August, 2016 and Donald Trump has pivoted to full general election mode. After stumbling several times right after the RNC, and poll numbers showing the affect of his blunders, the Trump/Pence campaign has regrouped and rallied to make up lost ground, and then some.

Trump has said, in no uncertain terms, black America has "nothing to lose" by voting for him due to the horrible state their community is in as a result of the Obama administration. The evidence seems clear this is the case, but whether or not the message will be heard is another matter.

Although the unemployment rate for blacks has dropped from 12.6 percent to 8.4 under Obama, the labor force participation rate has fallen from 63.2 percent in 2009 to 61.2 percent last month.

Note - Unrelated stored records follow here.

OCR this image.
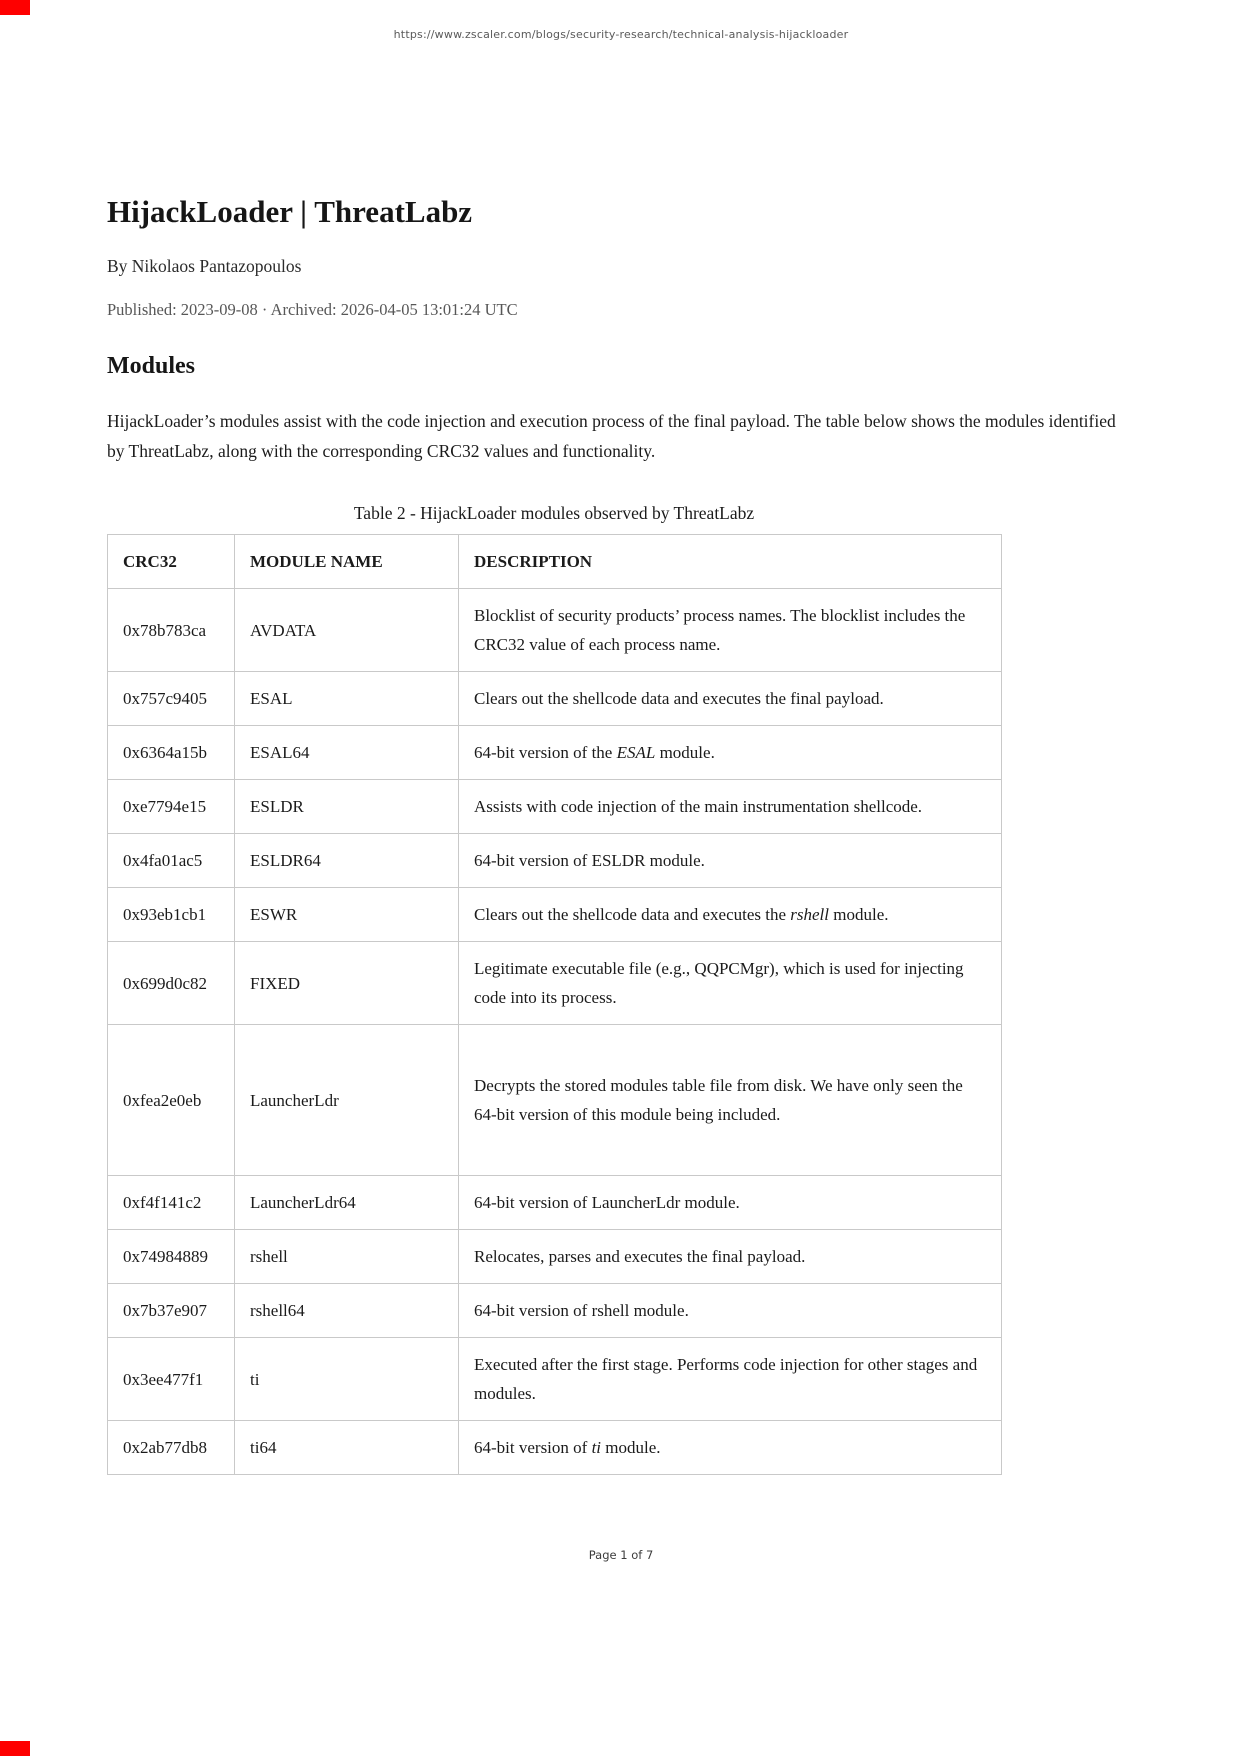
https://www.zscaler.com/blogs/security-research/technical-analysis-hijackloader
HijackLoader | ThreatLabz

By Nikolaos Pantazopoulos

Published: 2023-09-08 · Archived: 2026-04-05 13:01:24 UTC

Modules

HijackLoader’s modules assist with the code injection and execution process of the final payload. The table below shows the modules identified by ThreatLabz, along with the corresponding CRC32 values and functionality.

Table 2 - HijackLoader modules observed by ThreatLabz
CRC32	MODULE NAME	DESCRIPTION
0x78b783ca	AVDATA	Blocklist of security products’ process names. The blocklist includes the CRC32 value of each process name.
0x757c9405	ESAL	Clears out the shellcode data and executes the final payload.
0x6364a15b	ESAL64	64-bit version of the ESAL module.
0xe7794e15	ESLDR	Assists with code injection of the main instrumentation shellcode.
0x4fa01ac5	ESLDR64	64-bit version of ESLDR module.
0x93eb1cb1	ESWR	Clears out the shellcode data and executes the rshell module.
0x699d0c82	FIXED	Legitimate executable file (e.g., QQPCMgr), which is used for injecting code into its process.
0xfea2e0eb	LauncherLdr	Decrypts the stored modules table file from disk. We have only seen the 64-bit version of this module being included.
0xf4f141c2	LauncherLdr64	64-bit version of LauncherLdr module.
0x74984889	rshell	Relocates, parses and executes the final payload.
0x7b37e907	rshell64	64-bit version of rshell module.
0x3ee477f1	ti	Executed after the first stage. Performs code injection for other stages and modules.
0x2ab77db8	ti64	64-bit version of ti module.
Page 1 of 7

Black homeownership is down from 46.1 percent to 41.7 percent in 2009, and the percentage of blacks living below the poverty line has risen from 25.8 percent in 2009 to 26.2 percent in 2014. Black food stamp recipients have also increased from 7.3 million to 11.7 million.

Despite the Obama administration's claims "the president's never made the case that the work is finished," and that "President Obama's interested in being succeeded in office by someone who is committed to building on the progress we've made thus far as opposed to tearing it down," it seems a bit confusing as to what progress they are referring.

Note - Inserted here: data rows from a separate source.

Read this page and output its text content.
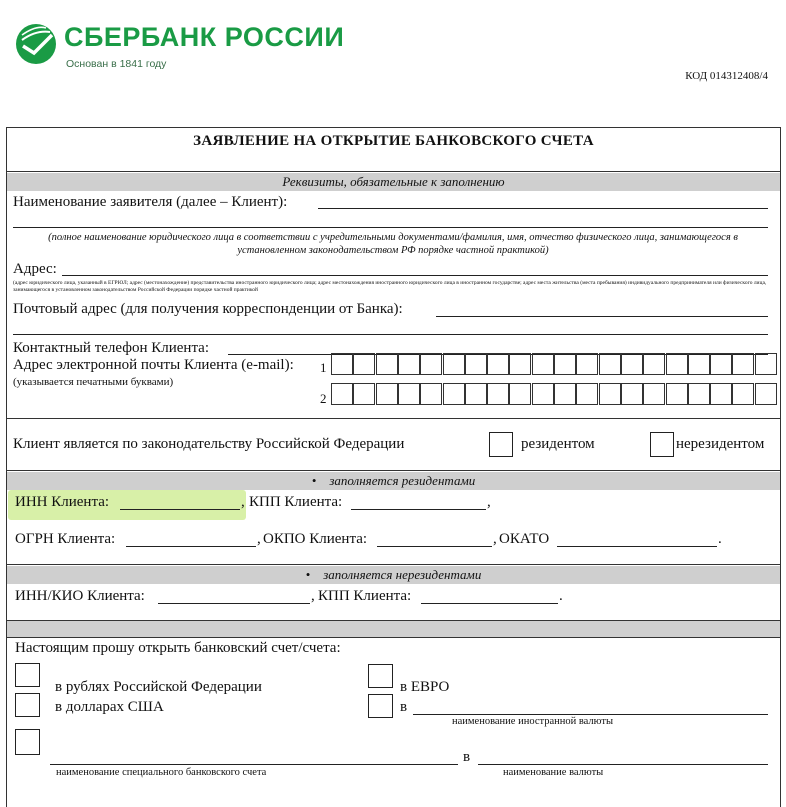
СБЕРБАНК РОССИИ
Основан в 1841 году
КОД 014312408/4
ЗАЯВЛЕНИЕ НА ОТКРЫТИЕ БАНКОВСКОГО СЧЕТА
Реквизиты, обязательные к заполнению
Наименование заявителя (далее – Клиент):
(полное наименование юридического лица в соответствии с учредительными документами/фамилия, имя, отчество физического лица, занимающегося в установленном законодательством РФ порядке частной практикой)
Адрес:
(адрес юридического лица, указанный в ЕГРЮЛ; адрес (местонахождение) представительства иностранного юридического лица; адрес местонахождения иностранного юридического лица в иностранном государстве; адрес места жительства (места пребывания) индивидуального предпринимателя или физического лица, занимающегося в установленном законодательством Российской Федерации порядке частной практикой
Почтовый адрес (для получения корреспонденции от Банка):
Контактный телефон Клиента:
Адрес электронной почты Клиента (e-mail):
(указывается печатными буквами)
1
2
Клиент является по законодательству Российской Федерации	резидентом	нерезидентом
•    заполняется резидентами
ИНН Клиента:	, КПП Клиента:	,
ОГРН Клиента:	, ОКПО Клиента:	, ОКАТО	.
•    заполняется нерезидентами
ИНН/КИО Клиента:	, КПП Клиента:	.
Настоящим прошу открыть банковский счет/счета:
в рублях Российской Федерации
в долларах США
в ЕВРО
в
наименование иностранной валюты
в
наименование специального банковского счета	наименование валюты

Hillary Clinton, meanwhile, has charged the Trump campaign of being racist. Citing an alleged endorsement of Trump by former Louisiana House of Representatives member, David Duke, Clinton conveniently ignores her close relationship with former Klan boss Robert Byrd and obvious pandering to black voters by claiming she carries hot sauce in her purse. The brown-nosing and condescension should reveal to anyone paying attention who the actual racist is.

Similarly, mainstream media outlets have indicated Trump has flip-flopped on his tough immigration stance, citing his recent Town Hall interview with Sean Hannity, where he stated it would be "hard" to deport families that have been in the country for decades and his desire to adhere to the will of the people as much as possible. Trump also stated the crux of his immigration policy would be the wall and enforcement of existing laws, along with a prioritization of deporting illegals with felonious records. Since the laws concerning illegal immigrants are already tough, albeit not enforced, it is hard to identify a clear policy reversal; however, it is a change in tactic for the Trump campaign from the hardline stance thus far. There is no telling where this will take the campaign, but it wouldn't be the first time Trump took advantage of hyperbole and ambiguity in order to gauge reaction.

The results of these speeches and interviews remains to be seen, and it is this author's hope that black America sees the wisdom in Trump's policies. Moreover, it is hoped Trump remains steadfast in his strict immigration policies. If we are to remain a nation of laws, said laws must be enforced. Either way, the choice remains internationalist Clinton or nationalist Trump.